I din't get your question properly.
The elctric field inside the shell is zero and so the potential is CONSTANT and not zero. And the potential inside is equal to the potential at the surface i.e. 100 kV.

That may or may not clarify anything, but it is present. Sorry if it wasn't relevant.

3. Jan 27, 2005

### Andrew Mason

The answer has to be 12 volts. I don't see how you can get a potential difference anywhere along the wire. (I gather that it is a uniformly charged sphere, and that the sphere is a conductor as well)

If you use a gaussian cylinder spanning the opening, just around the conducting wire, the charge density contained in the cylinder is $E\epsilon_0 = \sigma$ which has to equal 0 assuming that the wire was uncharged to begin with: so the field E = 0. The field lines are radial from the sphere, so no flux from the sphere would be intersected by the wire.

AM

4. Jan 27, 2005

### Manchot

I agree that at most points along the wire, the flux passing through it is zero. However, I think that the problem arises at the opening, where there are some field lines pointing inward, due to the fact that some extra charge will gather at the edge. In this case, if one were to imagine a Gaussian cylinder around the wire, there would be flux pointing inward, indicating negative charge buildup at the opening. Wouldn't this electron buildup decrease the voltage measured at the end?

5. Jan 27, 2005

### pmb_phy

I'm sorry but I can't make sense out of the question. You asked
What is the "negative terminal" that you speak of? I see a red square inside the shell and that red square is connected to the "+" terminal of a 12V battery.

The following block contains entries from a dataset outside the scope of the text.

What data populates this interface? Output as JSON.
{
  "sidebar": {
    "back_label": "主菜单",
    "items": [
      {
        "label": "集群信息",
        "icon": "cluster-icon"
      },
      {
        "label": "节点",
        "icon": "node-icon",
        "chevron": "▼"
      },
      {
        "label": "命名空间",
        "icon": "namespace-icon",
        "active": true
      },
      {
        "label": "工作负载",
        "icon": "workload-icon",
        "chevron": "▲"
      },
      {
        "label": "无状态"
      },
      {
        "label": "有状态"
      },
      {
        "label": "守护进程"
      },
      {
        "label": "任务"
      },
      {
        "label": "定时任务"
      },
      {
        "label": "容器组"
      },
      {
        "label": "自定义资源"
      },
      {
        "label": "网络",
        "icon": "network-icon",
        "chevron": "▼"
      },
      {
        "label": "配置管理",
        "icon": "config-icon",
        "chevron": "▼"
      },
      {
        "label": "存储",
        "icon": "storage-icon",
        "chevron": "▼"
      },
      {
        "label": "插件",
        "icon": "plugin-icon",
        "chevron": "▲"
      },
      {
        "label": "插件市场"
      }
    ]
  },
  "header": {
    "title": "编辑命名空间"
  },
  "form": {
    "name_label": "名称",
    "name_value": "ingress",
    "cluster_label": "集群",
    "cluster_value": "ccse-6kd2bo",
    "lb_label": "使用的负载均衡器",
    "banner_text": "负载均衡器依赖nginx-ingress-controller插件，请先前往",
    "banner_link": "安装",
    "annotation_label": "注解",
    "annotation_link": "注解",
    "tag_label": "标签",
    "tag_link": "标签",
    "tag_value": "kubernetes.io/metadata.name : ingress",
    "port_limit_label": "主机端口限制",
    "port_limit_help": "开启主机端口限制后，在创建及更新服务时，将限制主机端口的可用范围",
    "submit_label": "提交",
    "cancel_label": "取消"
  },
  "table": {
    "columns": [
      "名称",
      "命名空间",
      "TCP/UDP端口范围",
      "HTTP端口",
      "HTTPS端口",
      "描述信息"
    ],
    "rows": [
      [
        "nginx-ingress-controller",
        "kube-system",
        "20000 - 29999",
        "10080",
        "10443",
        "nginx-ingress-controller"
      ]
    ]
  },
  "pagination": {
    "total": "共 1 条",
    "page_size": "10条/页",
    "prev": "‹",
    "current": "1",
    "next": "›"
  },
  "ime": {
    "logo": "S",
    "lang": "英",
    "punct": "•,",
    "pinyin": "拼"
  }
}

I take it that you want to know the difference in potential between two points/between two equipotential surfaces, right? If so then what are those points/surfaces?

Note that when you poked a hole in the shell and placed that wire in it then its not the perfect spherically symmetric charged shell that we all know and love. The difference here is that another conductor is placed inside the shell and that conductor (red wire) has charges on it which are induced by the battery. The shell and battery will fight it out of course. By that I mean that the arrangement of charges on the wire are altered by the presence of the charged sphere.

Also, the E-field inside the shell is not exactly zero now since you've introduced a wire with charges on it into the shell and there is a corresponding electric field from those charges. The situation is extremely complicated to give a precise answer though.

One thing to note is that there is no reason to assume that the potential at infinity is 12V. If there are no sources at infinity then we always choose the potential at infinity to be zero.